The practical translation: a Swiss bank whose developers merge AI-generated changes into payment code, whose product team ships an LLM-powered client assistant, and whose staff quietly use consumer AI tools are running three distinct risk programmes' worth of exposure, usually under one unwritten policy. The Cobalt numbers say the pentest findings will come; the Flux numbers say the review layer will not catch everything first; and the 38.4% remediation rate says the findings will accumulate unless someone owns them with the same discipline applied to any other critical vulnerability class.
◆ Key Takeaway
The debate over whether AI-generated code is production-ready is over — half the industry already ships it. The data now shows the cost side: AI features fail pentests at 2.7x the baseline rate, only 38% of serious findings get fixed, and shadow AI causes 44% of confirmed incidents. For Swiss regulated firms, the control framework — inventory, review gates, remediation ownership — is a current supervisory expectation, not a roadmap item.
- Tag AI-generated code at commit time. Provenance metadata (tool, model, human reviewer) makes AI-origin code auditable, lets you measure its defect rate against human-written code, and answers the inventory question FINMA-aligned governance will ask.
- Gate high-risk change categories for mandatory senior review. Security-relevant modifications, dependency changes, and authentication or crypto code — the categories the Flux data says slip through — should never merge on an AI review alone.
- Add prompt injection and insecure output handling to your SDLC checklists. Test every LLM feature against the OWASP LLM Top 10 before release, and include AI features explicitly in annual pentest scope rather than treating them as part of the web estate.
- Set a remediation SLA specifically for AI findings. The 38.4% industry fix rate is a benchmark to beat, not accept; track AI-finding closure separately and escalate vendor-dependent fixes through contract channels with deadlines.
- Attack shadow AI with provision, not prohibition. A sanctioned, logged, enterprise-grade AI tool with clear data rules removes the incentive that drives 44% of incidents; a ban simply moves usage to personal devices.
- Sandbox AI coding agents. Agents that read repositories and execute commands need the containment 0DIN's research demands: isolated execution environments, allowlisted tools, no ambient credentials, and human approval for state-changing actions.
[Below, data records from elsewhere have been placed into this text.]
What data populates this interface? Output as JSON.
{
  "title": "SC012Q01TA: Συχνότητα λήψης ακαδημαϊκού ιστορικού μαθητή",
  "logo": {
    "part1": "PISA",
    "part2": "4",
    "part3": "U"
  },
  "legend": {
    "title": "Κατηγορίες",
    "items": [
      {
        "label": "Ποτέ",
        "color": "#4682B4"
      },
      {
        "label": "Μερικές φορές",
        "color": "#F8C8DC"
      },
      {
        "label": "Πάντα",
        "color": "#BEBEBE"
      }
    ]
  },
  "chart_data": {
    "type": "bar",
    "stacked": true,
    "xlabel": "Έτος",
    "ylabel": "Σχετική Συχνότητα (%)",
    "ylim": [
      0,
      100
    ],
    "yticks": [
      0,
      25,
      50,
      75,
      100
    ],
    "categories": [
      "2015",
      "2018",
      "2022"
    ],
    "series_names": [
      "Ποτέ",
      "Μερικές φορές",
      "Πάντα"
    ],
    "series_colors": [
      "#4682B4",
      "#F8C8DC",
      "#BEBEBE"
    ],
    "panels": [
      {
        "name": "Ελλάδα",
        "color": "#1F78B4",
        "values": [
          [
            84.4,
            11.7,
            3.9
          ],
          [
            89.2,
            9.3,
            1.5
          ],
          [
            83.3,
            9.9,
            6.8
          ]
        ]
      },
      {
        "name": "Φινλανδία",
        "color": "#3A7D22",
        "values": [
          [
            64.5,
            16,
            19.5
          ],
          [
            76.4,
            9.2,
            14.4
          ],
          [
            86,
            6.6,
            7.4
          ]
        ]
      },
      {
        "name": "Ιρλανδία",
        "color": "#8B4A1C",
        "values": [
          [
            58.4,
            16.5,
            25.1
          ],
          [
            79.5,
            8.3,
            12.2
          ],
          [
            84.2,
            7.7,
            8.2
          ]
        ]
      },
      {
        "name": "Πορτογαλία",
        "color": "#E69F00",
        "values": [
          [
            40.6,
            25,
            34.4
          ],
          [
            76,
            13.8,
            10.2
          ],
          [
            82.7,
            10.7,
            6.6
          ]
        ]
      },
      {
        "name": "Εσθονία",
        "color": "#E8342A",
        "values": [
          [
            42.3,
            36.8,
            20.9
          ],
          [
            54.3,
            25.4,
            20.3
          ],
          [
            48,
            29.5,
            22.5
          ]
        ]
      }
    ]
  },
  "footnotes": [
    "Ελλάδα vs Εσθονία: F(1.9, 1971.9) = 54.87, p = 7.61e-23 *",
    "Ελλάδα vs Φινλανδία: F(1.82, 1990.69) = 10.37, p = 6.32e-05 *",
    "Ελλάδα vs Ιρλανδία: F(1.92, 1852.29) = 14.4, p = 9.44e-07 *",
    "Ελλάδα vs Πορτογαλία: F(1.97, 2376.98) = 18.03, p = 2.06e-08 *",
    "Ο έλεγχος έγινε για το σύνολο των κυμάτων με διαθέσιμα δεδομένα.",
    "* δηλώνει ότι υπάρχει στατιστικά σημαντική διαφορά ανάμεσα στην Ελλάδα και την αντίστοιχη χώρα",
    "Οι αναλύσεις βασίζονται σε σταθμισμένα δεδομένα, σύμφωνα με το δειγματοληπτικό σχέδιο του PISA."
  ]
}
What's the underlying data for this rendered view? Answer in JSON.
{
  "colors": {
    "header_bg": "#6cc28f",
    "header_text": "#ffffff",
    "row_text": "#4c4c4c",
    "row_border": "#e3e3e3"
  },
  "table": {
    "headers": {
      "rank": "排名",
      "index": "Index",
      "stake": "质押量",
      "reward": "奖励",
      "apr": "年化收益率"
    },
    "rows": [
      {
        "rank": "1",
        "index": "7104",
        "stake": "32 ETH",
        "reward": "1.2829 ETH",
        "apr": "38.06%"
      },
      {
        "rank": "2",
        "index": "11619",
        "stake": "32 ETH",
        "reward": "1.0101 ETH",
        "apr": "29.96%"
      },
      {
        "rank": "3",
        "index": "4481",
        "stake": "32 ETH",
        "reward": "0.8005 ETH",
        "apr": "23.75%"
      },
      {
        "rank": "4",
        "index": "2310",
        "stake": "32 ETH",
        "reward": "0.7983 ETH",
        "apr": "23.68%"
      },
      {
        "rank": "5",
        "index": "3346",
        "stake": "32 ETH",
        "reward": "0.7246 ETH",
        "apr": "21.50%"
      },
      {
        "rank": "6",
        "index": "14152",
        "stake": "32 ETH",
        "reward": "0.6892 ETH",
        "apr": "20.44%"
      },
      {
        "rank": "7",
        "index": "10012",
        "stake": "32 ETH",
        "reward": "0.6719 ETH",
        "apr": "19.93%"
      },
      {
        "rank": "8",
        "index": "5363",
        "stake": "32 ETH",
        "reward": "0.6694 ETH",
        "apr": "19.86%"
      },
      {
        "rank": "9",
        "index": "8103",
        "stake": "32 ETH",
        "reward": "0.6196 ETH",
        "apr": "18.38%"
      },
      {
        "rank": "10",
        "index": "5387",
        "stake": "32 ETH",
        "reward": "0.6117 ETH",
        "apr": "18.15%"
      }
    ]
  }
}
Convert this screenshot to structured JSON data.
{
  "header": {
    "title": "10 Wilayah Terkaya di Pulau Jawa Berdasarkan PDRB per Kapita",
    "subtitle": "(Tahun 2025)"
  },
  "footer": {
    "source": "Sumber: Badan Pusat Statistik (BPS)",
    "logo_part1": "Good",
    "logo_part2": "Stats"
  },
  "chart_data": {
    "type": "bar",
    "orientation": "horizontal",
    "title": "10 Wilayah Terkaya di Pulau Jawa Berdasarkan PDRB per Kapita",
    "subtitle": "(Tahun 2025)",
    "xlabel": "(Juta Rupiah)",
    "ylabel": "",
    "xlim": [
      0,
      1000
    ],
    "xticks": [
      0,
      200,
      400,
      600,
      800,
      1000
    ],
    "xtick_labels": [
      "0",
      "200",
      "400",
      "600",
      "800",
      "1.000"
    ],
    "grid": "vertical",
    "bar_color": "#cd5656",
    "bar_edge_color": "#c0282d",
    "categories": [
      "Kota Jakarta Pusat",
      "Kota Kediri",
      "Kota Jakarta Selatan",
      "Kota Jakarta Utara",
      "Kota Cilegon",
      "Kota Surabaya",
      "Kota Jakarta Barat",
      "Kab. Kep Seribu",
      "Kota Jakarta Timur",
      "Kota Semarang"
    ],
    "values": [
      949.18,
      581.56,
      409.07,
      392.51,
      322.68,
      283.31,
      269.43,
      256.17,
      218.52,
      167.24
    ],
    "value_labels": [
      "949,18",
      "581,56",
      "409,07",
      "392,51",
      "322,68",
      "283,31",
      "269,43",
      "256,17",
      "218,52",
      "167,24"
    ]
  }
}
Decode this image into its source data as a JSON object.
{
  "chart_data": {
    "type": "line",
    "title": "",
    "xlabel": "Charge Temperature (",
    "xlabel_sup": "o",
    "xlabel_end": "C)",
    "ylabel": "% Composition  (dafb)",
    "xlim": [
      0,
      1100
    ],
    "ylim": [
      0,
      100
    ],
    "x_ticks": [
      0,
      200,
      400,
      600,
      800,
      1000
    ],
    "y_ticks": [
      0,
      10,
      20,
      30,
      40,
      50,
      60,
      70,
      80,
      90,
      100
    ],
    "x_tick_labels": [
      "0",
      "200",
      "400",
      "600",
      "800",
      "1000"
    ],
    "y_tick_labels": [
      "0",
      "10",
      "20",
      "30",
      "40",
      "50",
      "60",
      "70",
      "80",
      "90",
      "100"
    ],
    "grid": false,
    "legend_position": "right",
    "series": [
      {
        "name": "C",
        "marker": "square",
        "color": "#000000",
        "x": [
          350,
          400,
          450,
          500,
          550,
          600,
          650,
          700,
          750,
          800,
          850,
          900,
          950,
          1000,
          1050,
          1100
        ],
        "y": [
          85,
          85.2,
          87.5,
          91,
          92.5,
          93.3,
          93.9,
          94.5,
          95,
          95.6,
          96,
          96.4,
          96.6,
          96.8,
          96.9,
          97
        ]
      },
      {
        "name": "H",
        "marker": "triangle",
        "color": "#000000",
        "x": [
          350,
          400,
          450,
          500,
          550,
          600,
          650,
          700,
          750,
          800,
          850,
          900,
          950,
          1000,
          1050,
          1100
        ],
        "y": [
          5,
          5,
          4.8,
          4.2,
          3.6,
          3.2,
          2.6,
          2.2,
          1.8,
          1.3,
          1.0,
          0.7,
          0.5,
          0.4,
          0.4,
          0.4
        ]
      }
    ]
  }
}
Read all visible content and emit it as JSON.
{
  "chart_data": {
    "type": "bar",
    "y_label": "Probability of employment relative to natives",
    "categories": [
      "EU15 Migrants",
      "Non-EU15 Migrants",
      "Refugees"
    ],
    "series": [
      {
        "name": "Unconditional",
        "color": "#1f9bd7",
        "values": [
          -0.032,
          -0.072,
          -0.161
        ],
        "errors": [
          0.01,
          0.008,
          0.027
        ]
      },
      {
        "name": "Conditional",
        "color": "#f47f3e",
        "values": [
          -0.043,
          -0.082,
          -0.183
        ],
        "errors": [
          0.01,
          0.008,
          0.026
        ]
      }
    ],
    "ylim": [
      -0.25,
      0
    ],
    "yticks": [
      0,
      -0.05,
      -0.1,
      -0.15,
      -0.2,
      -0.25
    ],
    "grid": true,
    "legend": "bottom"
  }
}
- Report AI-code risk to the same committee that owns operational risk. Adoption metrics, review-coverage rates, pentest findings, and remediation SLAs belong in existing governance — creating a separate AI committee usually means creating a separate blind spot.
The next phase is predictable from the incentives. AI-assisted development will keep expanding because the productivity gains are real and measured; the review bottleneck will push organisations toward AI-driven review of AI-written code; and the security tooling market will chase the 76% of leaders asking for exactly that. What will separate Swiss organisations is not adoption speed but whether the control loop — provenance, gated review, AI-aware testing, owned remediation — matures at the same rate as the code volume. The firms that build that loop now will treat next year's supervisory questionnaire as paperwork. The ones that let the 38% fix rate become their own number will meet it as a finding.